F ür ein Kriegsverbrechertribunal, das keine lebenslange Haftstrafe verhängen darf, ist ein Urteil von 50 Jahren für einen 64-jährigen Politiker eine gewagte Entscheidung. Oder eine rein symbolische.
Soll Charles Taylor, der wegen Unterstützung von Rebellen in Sierra Leone verurteilte Expräsident von Liberia, sein Gefängnis je wieder lebend verlassen, wird die am Mittwoch vom UN-Sondertribunal in den Niederlanden verhängte Strafe zu großen Teilen ausgesetzt werden müssen – und dann dürfen sich alle Beteiligten fragen, wozu das gut war.
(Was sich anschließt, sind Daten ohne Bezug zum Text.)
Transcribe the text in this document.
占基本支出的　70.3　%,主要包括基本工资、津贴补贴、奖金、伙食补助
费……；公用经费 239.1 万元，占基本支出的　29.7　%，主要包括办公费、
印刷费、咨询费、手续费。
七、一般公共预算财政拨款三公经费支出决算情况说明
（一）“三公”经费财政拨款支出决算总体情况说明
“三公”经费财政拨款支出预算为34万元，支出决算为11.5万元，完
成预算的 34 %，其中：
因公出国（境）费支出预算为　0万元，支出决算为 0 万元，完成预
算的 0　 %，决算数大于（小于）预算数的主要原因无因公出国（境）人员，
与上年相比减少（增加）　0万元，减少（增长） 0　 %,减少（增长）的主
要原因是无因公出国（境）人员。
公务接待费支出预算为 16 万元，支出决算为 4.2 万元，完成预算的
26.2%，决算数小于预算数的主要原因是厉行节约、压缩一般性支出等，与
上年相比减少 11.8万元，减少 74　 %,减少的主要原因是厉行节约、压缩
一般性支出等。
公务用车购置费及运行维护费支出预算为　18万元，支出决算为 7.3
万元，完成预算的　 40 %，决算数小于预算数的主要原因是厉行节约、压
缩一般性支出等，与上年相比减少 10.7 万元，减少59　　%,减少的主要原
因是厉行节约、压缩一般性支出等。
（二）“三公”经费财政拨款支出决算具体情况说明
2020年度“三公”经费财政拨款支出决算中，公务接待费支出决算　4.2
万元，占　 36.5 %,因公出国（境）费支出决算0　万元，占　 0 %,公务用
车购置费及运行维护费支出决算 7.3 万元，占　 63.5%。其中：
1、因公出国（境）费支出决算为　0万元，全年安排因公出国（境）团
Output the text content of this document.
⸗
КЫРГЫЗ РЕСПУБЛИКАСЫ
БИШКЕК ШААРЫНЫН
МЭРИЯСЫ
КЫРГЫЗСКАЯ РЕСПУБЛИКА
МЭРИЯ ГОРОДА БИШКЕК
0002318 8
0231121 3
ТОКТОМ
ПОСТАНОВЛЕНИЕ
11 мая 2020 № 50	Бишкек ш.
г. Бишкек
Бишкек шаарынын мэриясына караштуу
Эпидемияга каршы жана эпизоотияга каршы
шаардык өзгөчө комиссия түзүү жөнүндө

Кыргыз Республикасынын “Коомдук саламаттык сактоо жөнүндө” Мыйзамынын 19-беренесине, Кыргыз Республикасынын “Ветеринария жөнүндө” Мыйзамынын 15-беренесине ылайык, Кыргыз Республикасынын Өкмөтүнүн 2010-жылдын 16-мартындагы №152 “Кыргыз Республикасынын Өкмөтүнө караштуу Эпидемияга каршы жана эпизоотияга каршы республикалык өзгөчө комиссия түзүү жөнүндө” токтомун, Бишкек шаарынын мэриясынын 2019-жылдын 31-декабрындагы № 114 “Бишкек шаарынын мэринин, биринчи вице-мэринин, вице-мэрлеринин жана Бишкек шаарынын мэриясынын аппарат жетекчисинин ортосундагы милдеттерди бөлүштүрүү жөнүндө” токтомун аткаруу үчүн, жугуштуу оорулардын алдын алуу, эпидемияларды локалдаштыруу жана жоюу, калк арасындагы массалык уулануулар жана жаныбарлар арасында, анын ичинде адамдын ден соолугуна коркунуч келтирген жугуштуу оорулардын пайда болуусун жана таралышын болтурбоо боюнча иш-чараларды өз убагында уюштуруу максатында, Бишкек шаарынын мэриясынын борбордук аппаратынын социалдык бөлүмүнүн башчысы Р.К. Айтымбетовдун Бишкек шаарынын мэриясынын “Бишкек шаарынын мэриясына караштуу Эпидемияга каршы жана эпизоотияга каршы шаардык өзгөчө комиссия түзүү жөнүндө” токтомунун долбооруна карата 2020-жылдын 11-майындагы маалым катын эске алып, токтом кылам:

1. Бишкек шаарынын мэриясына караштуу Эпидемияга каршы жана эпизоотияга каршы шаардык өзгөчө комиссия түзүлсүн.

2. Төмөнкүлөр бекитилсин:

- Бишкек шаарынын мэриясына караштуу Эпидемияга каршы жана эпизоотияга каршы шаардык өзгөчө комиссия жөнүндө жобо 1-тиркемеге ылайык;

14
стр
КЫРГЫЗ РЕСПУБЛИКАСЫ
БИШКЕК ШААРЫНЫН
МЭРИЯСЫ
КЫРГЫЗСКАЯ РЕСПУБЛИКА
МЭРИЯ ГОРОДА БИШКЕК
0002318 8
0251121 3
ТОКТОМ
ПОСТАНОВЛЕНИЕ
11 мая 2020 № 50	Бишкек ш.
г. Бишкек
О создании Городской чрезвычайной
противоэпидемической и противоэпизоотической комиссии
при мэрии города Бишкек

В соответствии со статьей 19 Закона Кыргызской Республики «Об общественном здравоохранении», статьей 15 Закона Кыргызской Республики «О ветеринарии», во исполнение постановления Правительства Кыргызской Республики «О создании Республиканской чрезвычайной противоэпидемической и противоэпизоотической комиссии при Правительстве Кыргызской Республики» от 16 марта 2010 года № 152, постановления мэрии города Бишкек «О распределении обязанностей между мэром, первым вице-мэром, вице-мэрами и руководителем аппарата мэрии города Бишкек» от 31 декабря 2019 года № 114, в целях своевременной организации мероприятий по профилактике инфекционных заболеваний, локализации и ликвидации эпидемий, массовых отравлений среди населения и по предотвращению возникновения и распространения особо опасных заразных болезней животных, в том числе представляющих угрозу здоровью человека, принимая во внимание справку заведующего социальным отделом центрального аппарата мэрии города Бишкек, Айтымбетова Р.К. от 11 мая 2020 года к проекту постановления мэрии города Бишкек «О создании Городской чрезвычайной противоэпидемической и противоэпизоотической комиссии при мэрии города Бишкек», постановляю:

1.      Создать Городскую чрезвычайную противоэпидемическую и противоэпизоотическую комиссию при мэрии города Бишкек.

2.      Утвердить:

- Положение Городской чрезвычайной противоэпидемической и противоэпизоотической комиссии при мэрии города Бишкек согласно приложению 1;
Die internationale Justiz macht Fortschritte bei der Aburteilung von Menschenrechtsverletzern und Kriegsverbrechern – das unterstreicht das Taylor-Urteil. Aber je weiter sie kommt, desto stärker stellt sich die Frage, was eigentlich aus verurteilten Tätern wird.
Charles Taylor wird seine Strafe in Großbritannien absitzen. Andere Verurteilte des Sierra-Leone-Tribunals sitzen in Ruanda ein. Ruandische Völkermordtäter wiederum sind in Länder wie Mali geschickt worden, von wo aus sie möglicherweise bald aus Sicherheitsgründen nach Sierra Leone verlegt werden sollen.
Die ruandischen Milizenführer, denen in Deutschland der Prozess gemacht wird, belegen Zellen des ehemaligen RAF-Isolationstrakts in Stuttgart-Stammheim. Die kongolesischen Untersuchungshäftlinge des Internationalen Strafgerichtshofs sitzen am Meer unter Bedingungen, die in der Heimat als Ferien durchgehen würden, und können nur hoffen, dass ihre Prozesse möglichst lange dauern.
Was nach einer Verurteilung aus ihnen wird, ist offen. Die verhängten Strafen gehen weit auseinander: Taylor soll 50 Jahre sitzen, aber so mancher verurteilte Kriegsverbrechern aus Exjugoslawien ist schon wieder auf freiem Fuß und lebt uneinsichtig in der Heimat.
Das alles befriedigt nicht wirklich. Zu einer einheitlichen Weltjustiz sind erste Schritte getan. Aber von einem einheitlichen Weltstrafvollzug ist die Weltgemeinschaft noch weit entfernt.